最後に子供たちに向けて、こうメッセージを送った。
「会場に来た時にすごい熱気を感じて、皆さんが一生懸命、バレーボールの試合に取り組んでいるんだと心を打たれました。親御さんが、お子さんに頑張ってほしいという思いで、一生懸命に応援していた姿にも感動しました。参加した皆さんには、そうやって親御さんがみんなを応援しているということを理解しながら、将来の可能性に向けて頑張ってほしいなと思います」

現役でも、個人でバレー教室などを開催する選手は増えており、関田もこれまでに小学生を対象にしたオンラインでのバレー講義を開催してきた。だが、現役選手が大会を開催するのは異例だ。どんな思いが関田を動かしたのか。
「子供たちに向けて、どう普及していくか、どう(環境を)よくしていくか、そういうことは考えていました。
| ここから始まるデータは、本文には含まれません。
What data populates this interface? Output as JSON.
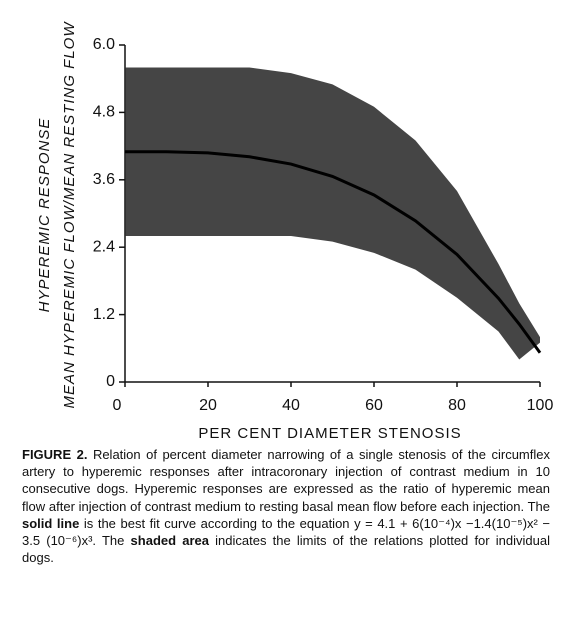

小学生に限らずですけど、今まで練習してきた成果を、試合で出せる機会がなかなか多くないと思う。他のチームの選手たちと試合をするというのは非常にいい機会だと思うので、僕はそういう選択(バレー教室ではなく大会を開催)をしました。子供たちの将来に向けて、いい機会を与えることができたらと思っています。できれば現役中に何かできたらなという思いがあったので、今日はすごくいい機会になったかなと思います。“現役中に”というところに意味があると思うから。今までなかなかなかったと思うので」
現役選手でいる間のほうが、知名度や注目度は高く、子供たちの興味も引きやすい。少しでも影響力の大きいうちに行動に移したかった。現に表彰式のプレゼンターを務めた時など、関田を見つめる子供たちの目はキラキラしていた。男子、女子、混合と各カテゴリーのチームが揃って記念撮影した際には、子供たちにもみくちゃにされ、関田がどこにいるのかわからなくなったほど。

関田自身の小学生時代は、強豪の東金町ビーバーズで厳しい練習に耐え、日本一にも輝いた。だが、「今の子たちには、楽しさを学んでほしい」と言う。
「『勝ちたい』ばっかりじゃなくてもいいのかなと今は思っています。勝っても負けても、それまでの過程が重要。どうすれば勝てるのかを考えることが大事だと思うので」
今回の第1回大会を皮切りに、今後も続けていくつもりだ。次回の予定は未定だが、将来的には全国規模も視野に入れている。
「いつかやりたいとは思っています。小学生に限らず、中学生、高校生とか、そういうのも面白いかなと」
わずか1週間前までサントリーサンバーズ大阪の司令塔として、熾烈なSVリーグ・チャンピオンシップファイナルを戦っていた。その後も挨拶回りなど予定が詰まっており、まだゆっくりはできていないという。
「でも今日は子供たちに元気をもらえました」
可能性に満ちた子供たちの瞳の輝きをエネルギーにして、次なる戦いの舞台へーー。